First up is the country’s pride and joy, the Luzhniki Stadium, which is deep in the heart of Moscow and holds up to 81,000 people. It was originally built in 1956 but then refurbished in the 1990s and then again in 2017. It was where the Moscow Olympics was held in 1980 and is one of only five stadiums in the world to host each of the World Cup, Champions League and Summer Olympics in one venue. Expect some fiery matches to be played over here.

Next stop is the Spartak Stadium situated in the northwest of Moscow. Seating up to 43,000 people, it is home to its favorite footballing sons, Spartak Moscow, the most successful domestic footballing club in the nation. The stadium was originally built in 2014, and the outside of the structure displays hundreds of connected diamonds that can reflect the colors of the team playing there.

Approximately 265 miles north of Moscow is the Nizhny Novgorod Stadium, another brand-new stadium built just for the World Cup.
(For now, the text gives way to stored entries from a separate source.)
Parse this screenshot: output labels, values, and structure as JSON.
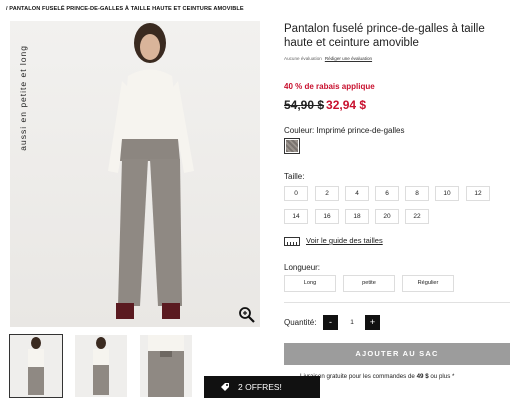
{
  "breadcrumb": "/  PANTALON FUSELÉ PRINCE-DE-GALLES À TAILLE HAUTE ET CEINTURE AMOVIBLE",
  "image": {
    "vertical_label": "aussi en petite et long"
  },
  "product": {
    "title": "Pantalon fuselé prince-de-galles à taille haute et ceinture amovible",
    "review_text": "Aucune évaluation",
    "review_link": "Rédiger une évaluation",
    "promo": "40 % de rabais applique",
    "old_price": "54,90 $",
    "new_price": "32,94 $"
  },
  "color": {
    "label": "Couleur: Imprimé prince-de-galles"
  },
  "sizes": {
    "label": "Taille:",
    "options": [
      "0",
      "2",
      "4",
      "6",
      "8",
      "10",
      "12",
      "14",
      "16",
      "18",
      "20",
      "22"
    ]
  },
  "size_guide": "Voir le guide des tailles",
  "length": {
    "label": "Longueur:",
    "options": [
      "Long",
      "petite",
      "Régulier"
    ]
  },
  "quantity": {
    "label": "Quantité:",
    "minus": "-",
    "value": "1",
    "plus": "+"
  },
  "cart": {
    "add_label": "AJOUTER AU SAC"
  },
  "shipping": {
    "prefix": "Livraison gratuite pour les commandes de ",
    "amount": "49 $",
    "suffix": " ou plus *"
  },
  "offers": {
    "label": "2 OFFRES!"
  },
  "colors": {
    "sale_red": "#c8102e",
    "button_grey": "#9c9c9c",
    "offers_black": "#111111"
  },
  "icons": [
    "zoom-icon",
    "ruler-icon",
    "tag-icon"
  ]
}
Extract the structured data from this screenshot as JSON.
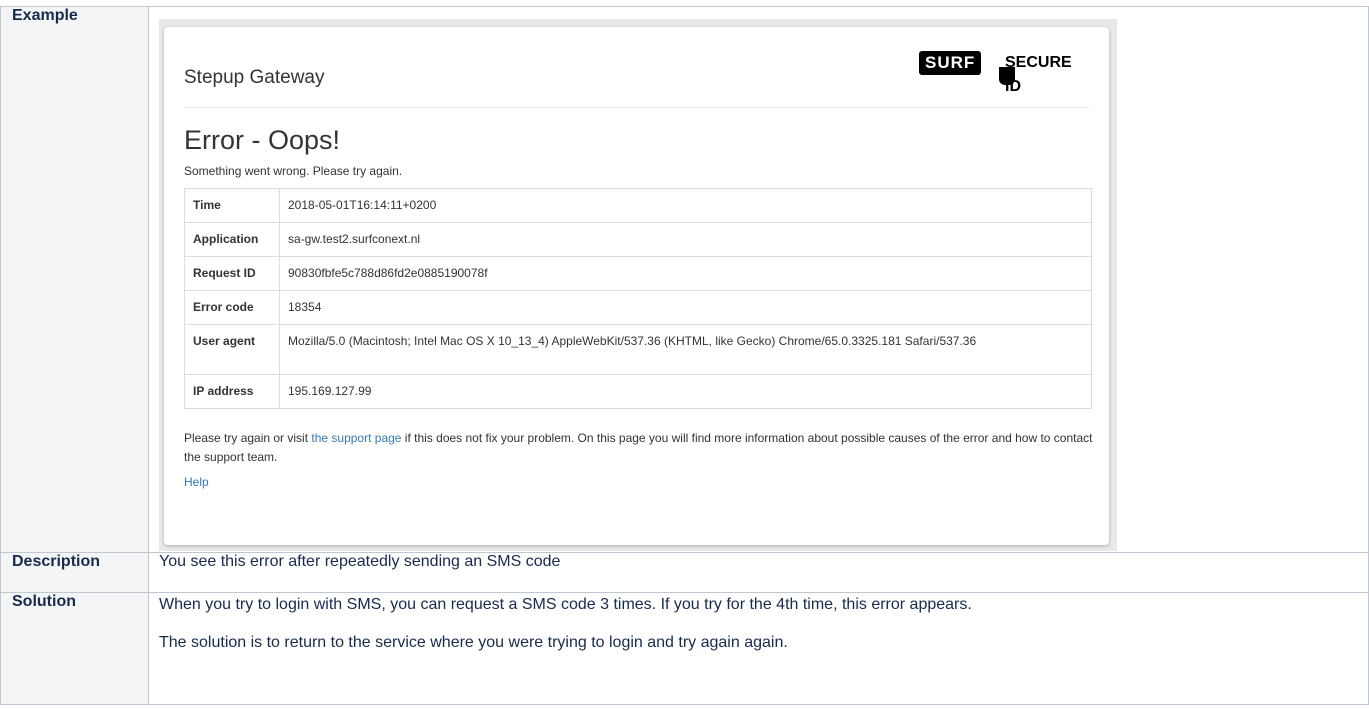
{
  "rows": {
    "example_label": "Example",
    "description_label": "Description",
    "description_text": "You see this error after repeatedly sending an SMS code",
    "solution_label": "Solution",
    "solution_p1": "When you try to login with SMS, you can request a SMS code 3 times. If you try for the 4th time, this error appears.",
    "solution_p2": "The solution is to return to the service where you were trying to login and try again again."
  },
  "screenshot": {
    "gateway_title": "Stepup Gateway",
    "logo_surf": "SURF",
    "logo_secure": "SECURE ID",
    "error_title": "Error - Oops!",
    "error_subtitle": "Something went wrong. Please try again.",
    "info": [
      {
        "key": "Time",
        "value": "2018-05-01T16:14:11+0200"
      },
      {
        "key": "Application",
        "value": "sa-gw.test2.surfconext.nl"
      },
      {
        "key": "Request ID",
        "value": "90830fbfe5c788d86fd2e0885190078f"
      },
      {
        "key": "Error code",
        "value": "18354"
      },
      {
        "key": "User agent",
        "value": "Mozilla/5.0 (Macintosh; Intel Mac OS X 10_13_4) AppleWebKit/537.36 (KHTML, like Gecko) Chrome/65.0.3325.181 Safari/537.36"
      },
      {
        "key": "IP address",
        "value": "195.169.127.99"
      }
    ],
    "footer_before": "Please try again or visit ",
    "footer_link": "the support page",
    "footer_after": " if this does not fix your problem. On this page you will find more information about possible causes of the error and how to contact the support team.",
    "help_link": "Help"
  }
}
Construction started on this venue in 2015, and it was built to reflect the Volga region surrounding it, which is primarily known for its nature. It is a peaceful setting, indeed. This stadium can hold up to 45,000 people.

Moving over to Russia’s sister capital of St. Petersburg, the St. Petersburg Stadium holds up to almost 70,000 people and is Russia’s northernmost venue, touching the tip of Finland on the Baltic Sea. The stadium is one of the most technologically-advanced in the world, having been influenced by the Toyota Stadium in Toyota City, Japan. It features a retractable roof and a sliding pitch. After the World Cup is over, it will become home to the domestic football team Zenit St. Petersburg.

And lastly, it was only four years ago that the city of Sochi experienced the Winter Olympics, where it’s star stadium, the Fisht Stadium, was celebrated by athletes across the world. Now it will have another go at being celebrated by world-class athletes. Located over 1000 miles from Moscow, this stadium was built to resemble the snowy peaks around the area, and it can hold up to 47,000 people.

We hope we’ve given you a decent taste of Russia’s best pitches and turfs. With only a couple of weeks away until the World Cup kicks off, officials across 12 stadiums will be scrambling to put the final touches to the greatest show on earth. May the best team win!